The retirement board's attack on the Act of December 16, 1965 relies chiefly on the formulation of principles in the Harvey case. Since the Act reduces the actuarial soundness of the Allegheny County Retirement Fund, the board urges that it "changes the terms" of the retirement contracts of employees presently and in the process of becoming eligible to receive payments within the meaning of the first and third paragraphs of the Harvey summary. In other words, the board argues that the Act of December 16, 1965 deprives all non-police members of the fund of vested rights and impairs the obligation of their contracts merely because it theoretically reduces the certainty of payment to them.*fn4 While it is arguable in the abstract that this theoretical possibility is comprehended by the phrase "changes the terms" used by the Court in Harvey, we
[ 426 Pa. Page 259]
believe that reference to the facts of the decisions which Harvey attempted to generalize shows that what the Court meant by the phrase was a concrete detriment to the employee rather than the conjectural disadvantage of reduced actuarial soundness. Moreover, the fact that the Court concluded that an enhancement of the actuarial soundness of a fund was sufficient to prevent an increase in the age or length-of-service requirement for employees not yet eligible from being unconstitutional does not mean, as the retirement board suggests, that a decrease in actuarial soundness is by itself sufficient to constitute a deprivation of vested rights or an impairment of contractual rights. Thus, bearing in mind the strong presumption in favor of the constitutionality of legislation, e.g., Milk Control Com'n v. Battista, 413 Pa. 652, 659, 198 A.2d 840, 843 (1964), we conclude that a legislative alteration of retirement laws whose only adverse effect on participants in a retirement fund is to increase a theoretical possibility that payments to them will not be met is not a sufficiently concrete detriment to constitute a violation of constitutional guarantees.
In this appeal the retirement board also takes the position that the Act of December 16, 1965 is unconstitutional because it unfairly discriminates against non-police employees participating in the Allegheny County Retirement Fund. Relying on the equal protection clause of the Fourteenth Amendment to the Constitution of the United States as well as the prohibition of "special" laws in Article III, § 7 of the Constitution of Pennsylvania, the board urges that there is no rational basis for permitting policemen to retire five years earlier than other county employees. We agree with the conclusion of the court below which rejected the board's argument in this regard. As we have just pointed out in Baxter v. Philadelphia, 426 Pa. 240, 231 A.2d 151 (1967) the duties of and interests
[ 426 Pa. Page 260]
protected by police are of a sufficiently distinct character from those of other governmental employees to justify different terms of employment.
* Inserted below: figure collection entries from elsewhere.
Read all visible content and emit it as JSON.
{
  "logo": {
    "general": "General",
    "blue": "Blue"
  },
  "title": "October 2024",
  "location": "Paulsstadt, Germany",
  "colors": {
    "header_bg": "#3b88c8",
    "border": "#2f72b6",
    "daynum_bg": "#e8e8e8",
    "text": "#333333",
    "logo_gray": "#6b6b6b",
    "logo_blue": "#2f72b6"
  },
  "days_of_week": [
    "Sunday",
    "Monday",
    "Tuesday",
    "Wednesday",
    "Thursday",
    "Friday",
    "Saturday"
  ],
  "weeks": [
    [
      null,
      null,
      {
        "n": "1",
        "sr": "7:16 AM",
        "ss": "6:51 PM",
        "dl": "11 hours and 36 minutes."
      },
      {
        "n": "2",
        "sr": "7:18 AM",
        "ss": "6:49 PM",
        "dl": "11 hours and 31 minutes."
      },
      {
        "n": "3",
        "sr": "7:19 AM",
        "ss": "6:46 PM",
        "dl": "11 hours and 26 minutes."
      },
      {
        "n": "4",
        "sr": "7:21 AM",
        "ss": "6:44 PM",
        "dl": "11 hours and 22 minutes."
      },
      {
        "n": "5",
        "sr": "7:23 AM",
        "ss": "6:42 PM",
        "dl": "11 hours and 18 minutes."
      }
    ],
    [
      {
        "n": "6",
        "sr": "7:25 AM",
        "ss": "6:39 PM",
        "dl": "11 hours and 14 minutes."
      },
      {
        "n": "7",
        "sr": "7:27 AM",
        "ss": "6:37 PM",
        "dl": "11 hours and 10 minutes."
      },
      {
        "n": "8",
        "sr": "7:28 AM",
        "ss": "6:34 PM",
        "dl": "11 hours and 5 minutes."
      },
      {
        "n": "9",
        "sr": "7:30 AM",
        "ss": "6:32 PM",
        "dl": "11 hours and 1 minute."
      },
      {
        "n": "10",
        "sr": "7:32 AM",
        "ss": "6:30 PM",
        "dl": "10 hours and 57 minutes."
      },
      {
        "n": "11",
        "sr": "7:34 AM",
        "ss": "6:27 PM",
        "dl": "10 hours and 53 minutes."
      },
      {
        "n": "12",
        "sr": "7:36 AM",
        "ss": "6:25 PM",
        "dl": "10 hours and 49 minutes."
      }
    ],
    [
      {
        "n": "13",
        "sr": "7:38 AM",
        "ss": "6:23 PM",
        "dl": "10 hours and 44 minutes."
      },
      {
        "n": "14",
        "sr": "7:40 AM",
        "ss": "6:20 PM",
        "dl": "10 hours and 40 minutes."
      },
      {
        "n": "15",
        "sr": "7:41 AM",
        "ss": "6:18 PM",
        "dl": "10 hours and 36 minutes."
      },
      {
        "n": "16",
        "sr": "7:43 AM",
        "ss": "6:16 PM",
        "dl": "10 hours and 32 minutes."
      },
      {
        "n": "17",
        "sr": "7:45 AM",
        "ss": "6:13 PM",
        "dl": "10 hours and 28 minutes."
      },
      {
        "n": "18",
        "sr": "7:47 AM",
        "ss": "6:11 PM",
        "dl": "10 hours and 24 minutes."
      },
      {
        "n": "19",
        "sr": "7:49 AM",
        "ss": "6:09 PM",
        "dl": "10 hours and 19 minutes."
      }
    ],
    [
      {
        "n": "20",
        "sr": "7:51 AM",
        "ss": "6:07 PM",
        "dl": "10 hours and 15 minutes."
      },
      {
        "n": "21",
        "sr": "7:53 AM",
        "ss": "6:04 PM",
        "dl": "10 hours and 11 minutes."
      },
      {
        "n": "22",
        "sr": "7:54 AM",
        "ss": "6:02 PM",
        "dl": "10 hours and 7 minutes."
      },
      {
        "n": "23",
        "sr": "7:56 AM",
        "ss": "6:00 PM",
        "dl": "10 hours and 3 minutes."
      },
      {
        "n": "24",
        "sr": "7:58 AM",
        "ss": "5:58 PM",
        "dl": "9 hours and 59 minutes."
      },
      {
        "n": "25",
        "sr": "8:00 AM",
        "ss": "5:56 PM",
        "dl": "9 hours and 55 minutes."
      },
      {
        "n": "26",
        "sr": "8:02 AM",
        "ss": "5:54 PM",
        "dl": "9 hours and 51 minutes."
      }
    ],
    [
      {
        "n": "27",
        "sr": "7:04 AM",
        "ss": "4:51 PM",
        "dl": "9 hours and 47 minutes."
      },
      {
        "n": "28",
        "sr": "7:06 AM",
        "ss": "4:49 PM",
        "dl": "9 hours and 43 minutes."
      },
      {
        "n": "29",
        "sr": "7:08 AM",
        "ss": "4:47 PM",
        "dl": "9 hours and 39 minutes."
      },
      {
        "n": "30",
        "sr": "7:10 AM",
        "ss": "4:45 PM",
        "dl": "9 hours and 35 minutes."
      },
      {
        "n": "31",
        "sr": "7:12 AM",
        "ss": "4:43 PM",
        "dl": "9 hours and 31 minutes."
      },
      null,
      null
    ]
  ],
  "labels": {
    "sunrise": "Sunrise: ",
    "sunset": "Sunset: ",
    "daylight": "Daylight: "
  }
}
More specifically, the special hazards to which policemen's duties expose them and the greater physical fitness which policemen need to adequately discharge their duties lead us to conclude that the Legislature was well within the bounds of reasonable and constitutionally permissible classification in allowing police to become eligible for retirement allowances at an age five years younger than that of other Allegheny County employees. See Iben v. Monaca Borough, 158 Pa. Superior Ct. 46, 43 A.2d 425 (1945).